妈妈的手

Editor:Mark| Time:2025-10-15

妈妈的手很糙,像秋天干裂的泥土。指甲剪得秃秃的,指关节比我的粗一圈。

上周三,她来学校给我送落在家里的作业本。隔着铁栏杆,她把本子递过来。我伸手去接,碰到她手心,硬硬的茧硌了我一下。几个同学在旁边笑,我赶紧把本子抽走,头也不回地跑进教学楼。

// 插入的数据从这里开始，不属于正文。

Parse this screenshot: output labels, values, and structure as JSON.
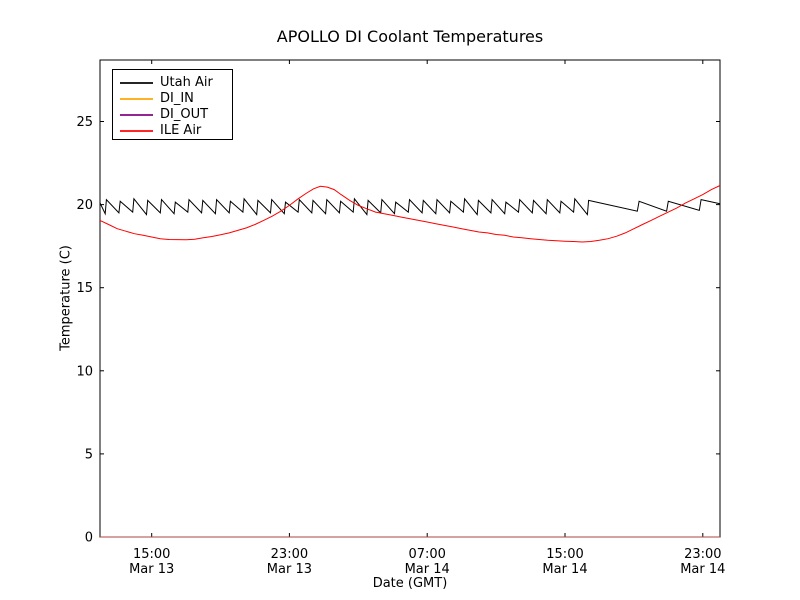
{
  "chart_data": {
    "type": "line",
    "title": "APOLLO DI Coolant Temperatures",
    "xlabel": "Date (GMT)",
    "ylabel": "Temperature (C)",
    "grid": false,
    "legend_position": "upper left",
    "x_unit": "hours after Mar 13 12:00 GMT",
    "xlim": [
      0,
      36
    ],
    "ylim": [
      0,
      28.7
    ],
    "x_ticks": [
      {
        "t": 3,
        "time": "15:00",
        "date": "Mar 13"
      },
      {
        "t": 11,
        "time": "23:00",
        "date": "Mar 13"
      },
      {
        "t": 19,
        "time": "07:00",
        "date": "Mar 14"
      },
      {
        "t": 27,
        "time": "15:00",
        "date": "Mar 14"
      },
      {
        "t": 35,
        "time": "23:00",
        "date": "Mar 14"
      }
    ],
    "y_ticks": [
      {
        "v": 0,
        "label": "0"
      },
      {
        "v": 5,
        "label": "5"
      },
      {
        "v": 10,
        "label": "10"
      },
      {
        "v": 15,
        "label": "15"
      },
      {
        "v": 20,
        "label": "20"
      },
      {
        "v": 25,
        "label": "25"
      }
    ],
    "series": [
      {
        "name": "Utah Air",
        "color": "#000000",
        "opacity": 1,
        "x": [
          0,
          0.3,
          0.37,
          1.1,
          1.17,
          1.9,
          1.97,
          2.7,
          2.77,
          3.5,
          3.57,
          4.3,
          4.37,
          5.1,
          5.17,
          5.9,
          5.97,
          6.7,
          6.77,
          7.5,
          7.57,
          8.3,
          8.37,
          9.1,
          9.17,
          9.9,
          9.97,
          10.7,
          10.77,
          11.5,
          11.57,
          12.3,
          12.37,
          13.1,
          13.17,
          13.9,
          13.97,
          14.7,
          14.77,
          15.5,
          15.57,
          16.3,
          16.37,
          17.1,
          17.17,
          17.9,
          17.97,
          18.7,
          18.77,
          19.5,
          19.57,
          20.3,
          20.37,
          21.1,
          21.17,
          21.9,
          21.97,
          22.7,
          22.77,
          23.5,
          23.57,
          24.3,
          24.37,
          25.1,
          25.17,
          25.9,
          25.97,
          26.7,
          26.77,
          27.5,
          27.57,
          28.3,
          28.37,
          31.2,
          31.3,
          32.9,
          33.0,
          34.8,
          34.9,
          36
        ],
        "y": [
          20.1,
          19.45,
          20.3,
          19.5,
          20.2,
          19.55,
          20.35,
          19.4,
          20.25,
          19.5,
          20.3,
          19.45,
          20.15,
          19.55,
          20.3,
          19.5,
          20.25,
          19.45,
          20.3,
          19.5,
          20.2,
          19.55,
          20.35,
          19.4,
          20.25,
          19.5,
          20.3,
          19.45,
          20.15,
          19.55,
          20.3,
          19.5,
          20.25,
          19.45,
          20.3,
          19.5,
          20.2,
          19.55,
          20.35,
          19.4,
          20.25,
          19.5,
          20.3,
          19.45,
          20.15,
          19.55,
          20.3,
          19.5,
          20.25,
          19.45,
          20.3,
          19.5,
          20.2,
          19.55,
          20.35,
          19.4,
          20.25,
          19.5,
          20.3,
          19.45,
          20.15,
          19.55,
          20.3,
          19.5,
          20.25,
          19.45,
          20.3,
          19.5,
          20.2,
          19.55,
          20.35,
          19.4,
          20.25,
          19.6,
          20.2,
          19.6,
          20.2,
          19.65,
          20.3,
          20.05
        ]
      },
      {
        "name": "DI_IN",
        "color": "#ffa500",
        "opacity": 0.85,
        "x": [
          0,
          36
        ],
        "y": [
          0,
          0
        ]
      },
      {
        "name": "DI_OUT",
        "color": "#800080",
        "opacity": 0.5,
        "x": [
          0,
          36
        ],
        "y": [
          0,
          0
        ]
      },
      {
        "name": "ILE Air",
        "color": "#ff0000",
        "opacity": 1,
        "x": [
          0,
          0.5,
          1,
          1.5,
          2,
          2.5,
          3,
          3.5,
          4,
          5,
          5.5,
          6,
          6.5,
          7,
          7.5,
          8,
          8.5,
          9,
          9.5,
          10,
          10.5,
          11,
          11.5,
          12,
          12.4,
          12.8,
          13.2,
          13.6,
          14,
          14.5,
          15,
          15.5,
          16,
          16.5,
          17,
          17.5,
          18,
          18.5,
          19,
          19.5,
          20,
          20.5,
          21,
          21.5,
          22,
          22.5,
          23,
          23.5,
          24,
          24.5,
          25,
          25.5,
          26,
          26.5,
          27,
          27.5,
          28,
          28.5,
          29,
          29.5,
          30,
          30.5,
          31,
          31.5,
          32,
          32.5,
          33,
          33.5,
          34,
          34.5,
          35,
          35.5,
          36
        ],
        "y": [
          19.05,
          18.8,
          18.55,
          18.4,
          18.25,
          18.15,
          18.05,
          17.95,
          17.9,
          17.88,
          17.92,
          18.0,
          18.08,
          18.18,
          18.3,
          18.45,
          18.6,
          18.8,
          19.05,
          19.3,
          19.6,
          19.95,
          20.35,
          20.7,
          20.95,
          21.1,
          21.05,
          20.9,
          20.6,
          20.25,
          19.95,
          19.75,
          19.55,
          19.45,
          19.35,
          19.25,
          19.15,
          19.05,
          18.95,
          18.85,
          18.75,
          18.65,
          18.55,
          18.45,
          18.35,
          18.3,
          18.2,
          18.15,
          18.05,
          18.0,
          17.95,
          17.9,
          17.85,
          17.82,
          17.8,
          17.78,
          17.75,
          17.78,
          17.85,
          17.95,
          18.1,
          18.3,
          18.55,
          18.8,
          19.05,
          19.3,
          19.55,
          19.8,
          20.1,
          20.35,
          20.6,
          20.9,
          21.15
        ]
      }
    ]
  }
}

回到家,她正在厨房切土豆。那把旧菜刀在案板上起起落落,发出沉闷的响声。我站在门口看她——右手紧握刀柄,左手按着土豆,手背上青筋凸起。切完土豆,她又去拧腌菜坛子的盖子,使劲时,整条胳膊都在发抖。

“妈,我来吧。”

她愣了一下,随即笑了:“不用,写你的作业去。”

那天晚上,我假装睡着。她轻轻推门进来,坐在我床边。黑暗中,我感觉到那双手抚过我的额头,粗糙得像砂纸擦过皮肤。她坐了很久,久到我真的快要睡着了。起身时,她替我掖了掖被角,动作很轻,像是怕碰碎什么。

第二天吃早饭时,我说:“妈,我们班要买辅导书,五十块。”

她没问什么,从裤兜里掏出皱巴巴的纸币,一张张数好放在桌上。“够不够?”

我看着她数钱的手——就是这双手,在服装厂里一天剪几千根线头;就是这双手,冬天在冷水里洗菜,裂开细小的口子;就是这双手,在我发烧的夜里一遍遍试我额头的温度。

“妈,”我声音有点哑,“你的手……疼不疼?”

她低头看了看自己的手,像看两件陌生的东西。“惯了。”她说,然后继续喝粥。

那一刻我突然明白,这双粗糙的手,其实是最柔软的。它们从不拥抱我,却一直在拥抱我的生活。